We are now in the process of wakening from the nightmare of modernity, with its manipulative reason and fetish of the totality, into the laid-back ["joyful," as Nietzsche would say] pluralism of the postmodern, that heterogeneous range of life-styles and language games which has renounced the nostalgic urge to totalize and legitimate itself....Science and philosophy must jettison their grandiose metaphysical claims and view themselves more modestly as just another set of narratives.
In other words, what as a result of Nietzsche's Fröliche Wissenschaft has been called into question in these postmodern times is that which has served always as the ultimate legitimation of the philosophical enterprise: the search for Truth, for Knowledge, for, that is to say, Science (Wissenschaft, episteme). i.e., the One (Universal), True Account of Things (Reality) (true heirs to Parmenides and Pythagoras, present-day physicists are currently expending a great deal of money and energy in search of what they call the Theory of Everything, "a single equation that describes the entire universe"). What under the inspiration of Nietzsche postmodernism has called into question is the foundational, cultural authority of Science.

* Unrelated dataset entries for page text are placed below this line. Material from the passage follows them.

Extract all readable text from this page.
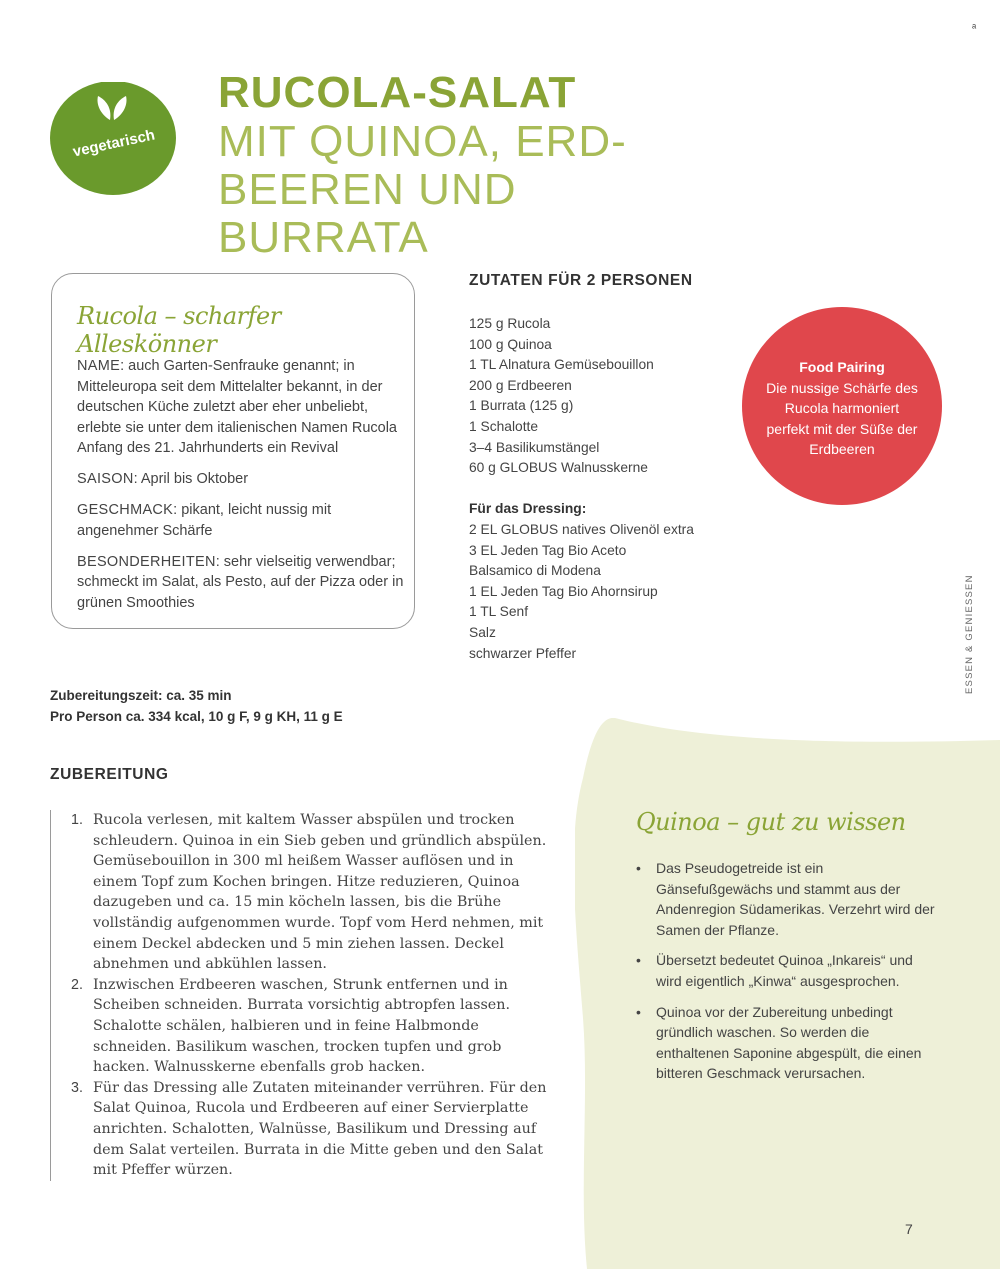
ᵃ
vegetarisch
RUCOLA-SALAT
MIT QUINOA, ERD-BEEREN UND BURRATA
Rucola – scharfer Alleskönner

NAME: auch Garten-Senfrauke genannt; in Mitteleuropa seit dem Mittelalter bekannt, in der deutschen Küche zuletzt aber eher unbeliebt, erlebte sie unter dem italienischen Namen Rucola Anfang des 21. Jahrhunderts ein Revival

SAISON: April bis Oktober

GESCHMACK: pikant, leicht nussig mit angenehmer Schärfe

BESONDERHEITEN: sehr vielseitig verwendbar; schmeckt im Salat, als Pesto, auf der Pizza oder in grünen Smoothies

ZUTATEN FÜR 2 PERSONEN
125 g Rucola
100 g Quinoa
1 TL Alnatura Gemüsebouillon
200 g Erdbeeren
1 Burrata (125 g)
1 Schalotte
3–4 Basilikumstängel
60 g GLOBUS Walnusskerne
Für das Dressing:
2 EL GLOBUS natives Olivenöl extra
3 EL Jeden Tag Bio Aceto
Balsamico di Modena
1 EL Jeden Tag Bio Ahornsirup
1 TL Senf
Salz
schwarzer Pfeffer
Food Pairing
Die nussige Schärfe des Rucola harmoniert perfekt mit der Süße der Erdbeeren
ESSEN & GENIESSEN
Zubereitungszeit: ca. 35 min
Pro Person ca. 334 kcal, 10 g F, 9 g KH, 11 g E
ZUBEREITUNG
1. Rucola verlesen, mit kaltem Wasser abspülen und trocken schleudern. Quinoa in ein Sieb geben und gründlich abspülen. Gemüsebouillon in 300 ml heißem Wasser auflösen und in einem Topf zum Kochen bringen. Hitze reduzieren, Quinoa dazugeben und ca. 15 min köcheln lassen, bis die Brühe vollständig aufgenommen wurde. Topf vom Herd nehmen, mit einem Deckel abdecken und 5 min ziehen lassen. Deckel abnehmen und abkühlen lassen.
2. Inzwischen Erdbeeren waschen, Strunk entfernen und in Scheiben schneiden. Burrata vorsichtig abtropfen lassen. Schalotte schälen, halbieren und in feine Halbmonde schneiden. Basilikum waschen, trocken tupfen und grob hacken. Walnusskerne ebenfalls grob hacken.
3. Für das Dressing alle Zutaten miteinander verrühren. Für den Salat Quinoa, Rucola und Erdbeeren auf einer Servierplatte anrichten. Schalotten, Walnüsse, Basilikum und Dressing auf dem Salat verteilen. Burrata in die Mitte geben und den Salat mit Pfeffer würzen.
Quinoa – gut zu wissen
• Das Pseudogetreide ist ein Gänsefußgewächs und stammt aus der Andenregion Südamerikas. Verzehrt wird der Samen der Pflanze.
• Übersetzt bedeutet Quinoa „Inkareis“ und wird eigentlich „Kinwa“ ausgesprochen.
• Quinoa vor der Zubereitung unbedingt gründlich waschen. So werden die enthaltenen Saponine abgespült, die einen bitteren Geschmack verursachen.
7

The concept of Science is a Platonic invention, but it underwent a new twist at the beginning of modern times with the emergence of mathematical, experimental science of the Galilean sort. Modern philosophy can be said to have begun when, bedazzled by this new development, philosophers took the new science as the supreme model of genuine, foundational knowledge. They were, ever afterwards, to labor in the shadow cast by this great Idol. Even the "free thinking," godless philosophers of late modernity continued to pay a sort of religious hommage to it. As Nietzsche remarked in the Genealogy of Morals, "They are far from being free spirits: for they still have faith in truth." And as he went on to say: "It is still a metaphysical faith that underlies our faith in science--and we men of knowledge of today, we godless men and anti-metaphysicians, we, too, still derive our flame from the fire ignited by a faith millennia old, the Christian faith, which was also Plato's, that God is truth, that truth is divine." When at long last Nietzsche took to doing philosophy with a hammer, it was precisely this Idol that he sought to demolish.